Sektor 2015 2019 2020 2025 (estimasi)
Pengantaran makanan US$0,4 miliar US$5 miliar US$6 miliar US$23 miliar
Ride hailing/transportasi US$2 miliar US$8 miliar US$5 miliar US$19 miliar

"Masalah bertahan atau tidak itu masih belum tahu. Tapi yang pasti mereka harus kuat di promosi dan ekosistemnya dulu," tegas dia.

Yusuf menambahkan, tantangan terbesar AirAsia adalah untuk menghadapi dominasi Gojek dan Grab di pasar ride hailing di Tanah Air. Khusus Gojek, berdasarkan data Statista, jumlah pengguna aktif bulanan (monthly active user/MAU) perusahaan ride hailing ini pada November 2019 mencapai 29,2 juta pengguna.

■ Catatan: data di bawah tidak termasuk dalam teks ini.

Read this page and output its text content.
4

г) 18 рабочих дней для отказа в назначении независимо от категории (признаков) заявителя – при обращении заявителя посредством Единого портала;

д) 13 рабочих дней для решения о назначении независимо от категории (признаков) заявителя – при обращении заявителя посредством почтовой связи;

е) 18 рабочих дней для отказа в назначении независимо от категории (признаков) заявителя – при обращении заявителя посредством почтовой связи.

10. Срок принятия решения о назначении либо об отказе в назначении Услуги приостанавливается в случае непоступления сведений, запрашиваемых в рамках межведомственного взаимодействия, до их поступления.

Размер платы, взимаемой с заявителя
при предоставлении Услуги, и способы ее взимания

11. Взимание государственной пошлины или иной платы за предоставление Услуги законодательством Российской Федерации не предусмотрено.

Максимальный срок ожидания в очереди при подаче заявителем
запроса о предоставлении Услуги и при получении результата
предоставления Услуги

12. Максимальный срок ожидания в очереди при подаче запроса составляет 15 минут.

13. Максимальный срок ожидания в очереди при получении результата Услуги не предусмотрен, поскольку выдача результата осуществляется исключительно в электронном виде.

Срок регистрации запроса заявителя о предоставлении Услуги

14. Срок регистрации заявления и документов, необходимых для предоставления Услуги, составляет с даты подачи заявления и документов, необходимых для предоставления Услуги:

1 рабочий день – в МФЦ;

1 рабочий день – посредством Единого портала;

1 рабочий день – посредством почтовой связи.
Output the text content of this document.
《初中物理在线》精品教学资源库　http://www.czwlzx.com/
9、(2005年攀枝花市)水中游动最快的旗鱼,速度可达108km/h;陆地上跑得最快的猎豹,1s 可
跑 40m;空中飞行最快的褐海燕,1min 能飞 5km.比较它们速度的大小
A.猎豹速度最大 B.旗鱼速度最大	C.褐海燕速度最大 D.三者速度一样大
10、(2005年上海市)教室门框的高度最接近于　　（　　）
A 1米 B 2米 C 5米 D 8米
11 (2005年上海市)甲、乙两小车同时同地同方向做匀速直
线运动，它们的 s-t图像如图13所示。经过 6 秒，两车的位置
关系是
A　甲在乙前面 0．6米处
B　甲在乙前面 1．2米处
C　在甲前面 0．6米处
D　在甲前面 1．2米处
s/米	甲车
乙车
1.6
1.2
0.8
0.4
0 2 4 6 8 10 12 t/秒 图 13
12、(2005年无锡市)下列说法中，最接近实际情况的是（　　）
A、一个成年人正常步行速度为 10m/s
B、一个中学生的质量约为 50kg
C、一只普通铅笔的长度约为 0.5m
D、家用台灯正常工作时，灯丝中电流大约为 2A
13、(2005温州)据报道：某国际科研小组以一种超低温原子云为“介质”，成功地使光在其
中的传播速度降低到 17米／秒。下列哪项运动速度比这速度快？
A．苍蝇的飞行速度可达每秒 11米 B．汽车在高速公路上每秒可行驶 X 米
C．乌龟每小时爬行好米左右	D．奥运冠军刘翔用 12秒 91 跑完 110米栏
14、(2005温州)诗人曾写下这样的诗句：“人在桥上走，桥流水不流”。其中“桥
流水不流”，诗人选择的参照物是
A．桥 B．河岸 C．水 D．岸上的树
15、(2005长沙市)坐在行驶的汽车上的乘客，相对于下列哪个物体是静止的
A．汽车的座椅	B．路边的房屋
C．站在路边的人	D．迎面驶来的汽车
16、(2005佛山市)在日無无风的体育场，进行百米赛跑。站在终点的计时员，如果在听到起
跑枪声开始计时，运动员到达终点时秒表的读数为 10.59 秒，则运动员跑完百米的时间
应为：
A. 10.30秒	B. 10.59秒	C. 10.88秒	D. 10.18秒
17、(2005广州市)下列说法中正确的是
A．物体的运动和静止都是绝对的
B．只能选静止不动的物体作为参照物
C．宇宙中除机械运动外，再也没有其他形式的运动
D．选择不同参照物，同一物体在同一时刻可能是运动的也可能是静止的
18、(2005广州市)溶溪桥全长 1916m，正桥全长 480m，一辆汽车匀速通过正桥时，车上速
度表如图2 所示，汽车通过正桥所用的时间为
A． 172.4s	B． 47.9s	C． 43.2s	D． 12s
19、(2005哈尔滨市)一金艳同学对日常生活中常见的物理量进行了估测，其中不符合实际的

Di Vietnam pada periode yang sama, jumlah MAU adalah sebesar 4,3 juta pengguna, dan di Thailand sebanyak 2 juta pengguna. 

Sepuluh tahun berlalu, pada 2020 lalu jumlah pengguna aktif Gojek tercatat sekitar 38 juta pengguna di Asia Tenggara. Dengan lebih dari 2 juta driver yang sudah bergabung dengan ekosistem Gojek.

Selain itu, sebagai Super App, perusahaan yang berdiri pada tahun 2010 lalu telah memiliki berbagai layanan, seperti GoRide dan GoCar, GoFood, GoPlay (layanan streaming hiburan), GoClean sampai GoMassage (kedua layanan yang ada di GoLife ini dihentikan setelah pandemi melanda). Gojek juga menyediakan layanan pengiriman barang (GoSend), GoPulsa, hingga GoMart. Gojek juga salah satu aplikasi yang terintegrasi dengan Peduli Lindungi.